Daneben wird die Klimafrage zweifellos eine der zentralen Herausforderungen bleiben. Dabei müssen die vielfältigen legitimen Interessen unterschiedlicher Teile der Gesellschaft berücksichtigt werden. Ein „klimaneutrales Industrieland“ zu werden und zu bleiben, ist ein anspruchsvolles Alternativkonzept im politischen Wettbewerb, das allerdings präzisiert und offensiv kommuniziert werden muss. Eine nachhaltige Wachstumsstrategie muss auf marktwirtschaftliche Instrumente setzen und mit Anreizen, nicht mit Verboten arbeiten sowie Innovationen und Wettbewerb fördern. Klimapolitik, Innovationsförderung und Soziale Marktwirtschaft müssen eng miteinander verknüpft werden.

Schließlich ist auf die Dringlichkeit einer Wahlrechtsreform hinzuweisen. Die nochmalige Vergrößerung des Bundestags auf jetzt 735 Abgeordnete bestätigt die Unzulänglichkeit der bisherigen Scheinreformen. Ein Wahlrecht, das die Zahl der Mandate im Parlament in nicht absehbarem Umfang weiter erhöht, strapaziert dessen Ansehen wie seine Funktionsfähigkeit und erschwert die Arbeitsbedingungen der Abgeordneten. Denn die Komplexität des parlamentarischen Aushandlungsprozesses steigt mit der Anzahl der Parlamentarier. Allein der Umstand, dass die Wähler am Wahltag nicht wissen, wie viele Abgeordnete sie wählen, ist Anlass genug für eine Reform, die das Wahlergebnis in der Anzahl wie in der Verteilung der Mandate plausibel macht. Es ist nun endlich an der Zeit, dieses Problem zu lösen.

Die künftige Regierung und der neue Bundestag haben große Aufgaben vor sich, die durch vorauseilenden Regelungsehrgeiz allerdings nicht hinreichend zu bewältigen sind; denn wie eine Studie der Konrad-Adenauer-Stiftung und des Instituts für Parlamentarismusforschung jüngst gezeigt hat, werden die Koalitionsverhandlungen in den letzten Jahren nicht nur von immer größeren Delegationen geführt, sondern auch zunehmend detaillierter beraten. Damit steigt nicht zuletzt die Gefahr, dass Regierungshandeln und parlamentarische Willensbildung allzu sehr determiniert werden.

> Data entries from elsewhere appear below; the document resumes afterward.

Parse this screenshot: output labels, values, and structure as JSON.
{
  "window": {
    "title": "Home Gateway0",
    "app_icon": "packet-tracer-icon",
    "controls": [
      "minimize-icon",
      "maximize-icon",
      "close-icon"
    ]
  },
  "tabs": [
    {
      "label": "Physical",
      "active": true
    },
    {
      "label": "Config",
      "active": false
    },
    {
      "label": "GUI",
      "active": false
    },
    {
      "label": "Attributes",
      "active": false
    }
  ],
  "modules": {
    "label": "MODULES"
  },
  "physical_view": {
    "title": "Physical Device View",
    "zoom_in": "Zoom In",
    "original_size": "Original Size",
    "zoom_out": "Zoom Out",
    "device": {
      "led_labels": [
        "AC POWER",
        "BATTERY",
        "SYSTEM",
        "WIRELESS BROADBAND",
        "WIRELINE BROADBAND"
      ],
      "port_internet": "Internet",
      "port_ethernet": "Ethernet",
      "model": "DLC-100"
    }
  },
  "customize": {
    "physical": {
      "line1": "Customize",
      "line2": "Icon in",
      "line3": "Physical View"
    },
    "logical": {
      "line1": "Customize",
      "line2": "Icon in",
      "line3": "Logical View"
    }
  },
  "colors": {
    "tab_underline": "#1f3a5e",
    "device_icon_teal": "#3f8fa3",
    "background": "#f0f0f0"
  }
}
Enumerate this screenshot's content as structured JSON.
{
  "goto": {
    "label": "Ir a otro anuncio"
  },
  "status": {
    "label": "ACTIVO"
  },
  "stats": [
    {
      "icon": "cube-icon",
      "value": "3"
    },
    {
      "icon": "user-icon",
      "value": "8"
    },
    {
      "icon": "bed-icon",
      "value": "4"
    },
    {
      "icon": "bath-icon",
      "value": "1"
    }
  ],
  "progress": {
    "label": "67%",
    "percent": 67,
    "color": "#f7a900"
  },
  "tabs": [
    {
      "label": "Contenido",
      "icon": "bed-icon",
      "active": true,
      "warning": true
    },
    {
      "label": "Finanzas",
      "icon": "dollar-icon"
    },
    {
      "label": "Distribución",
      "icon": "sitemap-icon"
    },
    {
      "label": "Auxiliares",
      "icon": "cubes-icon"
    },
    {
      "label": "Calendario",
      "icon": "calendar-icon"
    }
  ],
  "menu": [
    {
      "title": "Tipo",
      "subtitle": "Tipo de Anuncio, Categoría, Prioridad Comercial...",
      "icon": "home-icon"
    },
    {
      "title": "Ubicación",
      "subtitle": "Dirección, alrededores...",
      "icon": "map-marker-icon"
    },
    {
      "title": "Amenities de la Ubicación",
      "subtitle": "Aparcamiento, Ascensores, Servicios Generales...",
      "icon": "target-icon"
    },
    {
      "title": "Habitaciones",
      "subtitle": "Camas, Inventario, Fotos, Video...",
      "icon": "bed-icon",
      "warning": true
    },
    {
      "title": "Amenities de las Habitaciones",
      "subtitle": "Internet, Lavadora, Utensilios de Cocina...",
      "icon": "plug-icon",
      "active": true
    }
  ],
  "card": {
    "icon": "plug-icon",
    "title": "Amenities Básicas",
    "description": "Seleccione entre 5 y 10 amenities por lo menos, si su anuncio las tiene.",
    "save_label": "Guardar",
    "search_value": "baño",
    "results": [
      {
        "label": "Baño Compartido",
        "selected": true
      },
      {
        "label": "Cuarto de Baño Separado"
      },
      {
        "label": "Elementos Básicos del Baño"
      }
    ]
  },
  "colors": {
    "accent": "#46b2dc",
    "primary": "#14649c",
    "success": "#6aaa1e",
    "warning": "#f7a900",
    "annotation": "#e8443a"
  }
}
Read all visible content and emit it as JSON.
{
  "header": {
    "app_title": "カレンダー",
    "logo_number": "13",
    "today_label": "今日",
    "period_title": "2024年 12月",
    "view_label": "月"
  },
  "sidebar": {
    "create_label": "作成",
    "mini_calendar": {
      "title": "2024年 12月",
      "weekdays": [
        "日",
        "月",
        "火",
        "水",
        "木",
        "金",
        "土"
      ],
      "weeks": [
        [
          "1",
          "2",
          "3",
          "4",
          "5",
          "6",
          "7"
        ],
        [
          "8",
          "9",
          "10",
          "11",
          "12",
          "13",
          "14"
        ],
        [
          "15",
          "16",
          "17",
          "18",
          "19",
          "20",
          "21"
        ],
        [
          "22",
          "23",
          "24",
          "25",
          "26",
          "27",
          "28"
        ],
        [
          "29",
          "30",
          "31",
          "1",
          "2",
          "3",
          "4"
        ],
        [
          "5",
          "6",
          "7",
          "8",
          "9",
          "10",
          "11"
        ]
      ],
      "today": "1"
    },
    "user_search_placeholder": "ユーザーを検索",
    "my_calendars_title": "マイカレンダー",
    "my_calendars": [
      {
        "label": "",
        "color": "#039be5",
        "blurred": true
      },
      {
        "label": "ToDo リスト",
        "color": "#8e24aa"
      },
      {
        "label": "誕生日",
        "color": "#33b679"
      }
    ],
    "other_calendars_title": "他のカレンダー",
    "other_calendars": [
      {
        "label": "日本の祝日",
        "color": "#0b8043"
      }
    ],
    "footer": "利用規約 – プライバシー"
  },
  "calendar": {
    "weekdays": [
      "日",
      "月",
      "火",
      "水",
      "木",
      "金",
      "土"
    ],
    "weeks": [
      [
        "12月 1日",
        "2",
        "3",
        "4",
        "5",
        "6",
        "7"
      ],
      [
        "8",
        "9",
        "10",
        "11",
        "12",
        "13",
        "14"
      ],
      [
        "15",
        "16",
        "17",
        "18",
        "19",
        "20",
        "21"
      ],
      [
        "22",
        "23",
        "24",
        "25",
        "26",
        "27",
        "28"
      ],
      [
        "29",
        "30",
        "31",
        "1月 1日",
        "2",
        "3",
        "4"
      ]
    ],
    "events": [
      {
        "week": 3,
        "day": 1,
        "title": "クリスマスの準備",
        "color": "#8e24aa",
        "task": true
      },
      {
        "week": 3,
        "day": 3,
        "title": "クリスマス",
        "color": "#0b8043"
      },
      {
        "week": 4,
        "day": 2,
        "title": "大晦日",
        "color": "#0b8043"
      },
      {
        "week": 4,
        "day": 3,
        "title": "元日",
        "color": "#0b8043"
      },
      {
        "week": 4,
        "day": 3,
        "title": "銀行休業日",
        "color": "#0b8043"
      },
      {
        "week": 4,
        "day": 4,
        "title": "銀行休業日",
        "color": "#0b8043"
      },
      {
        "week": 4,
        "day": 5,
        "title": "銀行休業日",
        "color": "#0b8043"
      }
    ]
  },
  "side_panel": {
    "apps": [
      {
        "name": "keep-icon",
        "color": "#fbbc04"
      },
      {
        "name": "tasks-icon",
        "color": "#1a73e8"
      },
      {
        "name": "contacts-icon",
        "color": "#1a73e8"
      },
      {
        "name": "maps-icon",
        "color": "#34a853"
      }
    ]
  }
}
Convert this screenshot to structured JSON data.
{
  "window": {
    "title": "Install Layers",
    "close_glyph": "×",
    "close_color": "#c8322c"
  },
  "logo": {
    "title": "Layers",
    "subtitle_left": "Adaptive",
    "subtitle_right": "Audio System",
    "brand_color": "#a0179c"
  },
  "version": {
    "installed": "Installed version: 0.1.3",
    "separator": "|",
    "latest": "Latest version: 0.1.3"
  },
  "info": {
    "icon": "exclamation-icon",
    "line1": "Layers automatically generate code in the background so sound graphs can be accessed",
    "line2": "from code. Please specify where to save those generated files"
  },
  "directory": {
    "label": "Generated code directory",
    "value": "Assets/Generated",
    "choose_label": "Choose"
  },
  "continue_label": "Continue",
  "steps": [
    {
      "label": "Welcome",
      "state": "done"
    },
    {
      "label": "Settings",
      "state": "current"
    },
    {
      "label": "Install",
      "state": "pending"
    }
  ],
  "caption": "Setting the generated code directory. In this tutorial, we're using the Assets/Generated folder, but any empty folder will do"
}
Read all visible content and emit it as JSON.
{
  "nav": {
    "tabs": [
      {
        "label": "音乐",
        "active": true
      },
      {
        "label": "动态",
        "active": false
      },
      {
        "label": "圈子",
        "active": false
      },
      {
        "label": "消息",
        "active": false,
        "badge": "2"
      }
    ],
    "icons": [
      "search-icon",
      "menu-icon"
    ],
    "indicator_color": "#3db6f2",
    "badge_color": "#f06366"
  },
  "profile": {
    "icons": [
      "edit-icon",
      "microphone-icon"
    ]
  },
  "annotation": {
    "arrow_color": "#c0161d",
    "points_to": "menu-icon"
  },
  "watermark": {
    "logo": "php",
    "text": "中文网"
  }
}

Für die Union gilt es nun, die richtigen Schlussfolgerungen aus dem Wahlergebnis zu ziehen. Offenkundig muss sie die nächste Legislaturperiode nutzen, um sich programmatisch neu zu sortieren und präziser zu kommunizieren, wofür sie steht. Das mag durchaus leichterfallen, wenn sie nicht gleichzeitig in Regierungsverantwortung ist. Die Initiative des Parteivorsitzenden Armin Laschet und die Entscheidung des Bundesvorstands der CDU zeigen jedenfalls, dass es jetzt der richtige Zeitpunkt für die Union ist, innerparteiliche Veränderungen vorzunehmen, um auch künftig der Stabilitätsanker unserer Demokratie zu bleiben.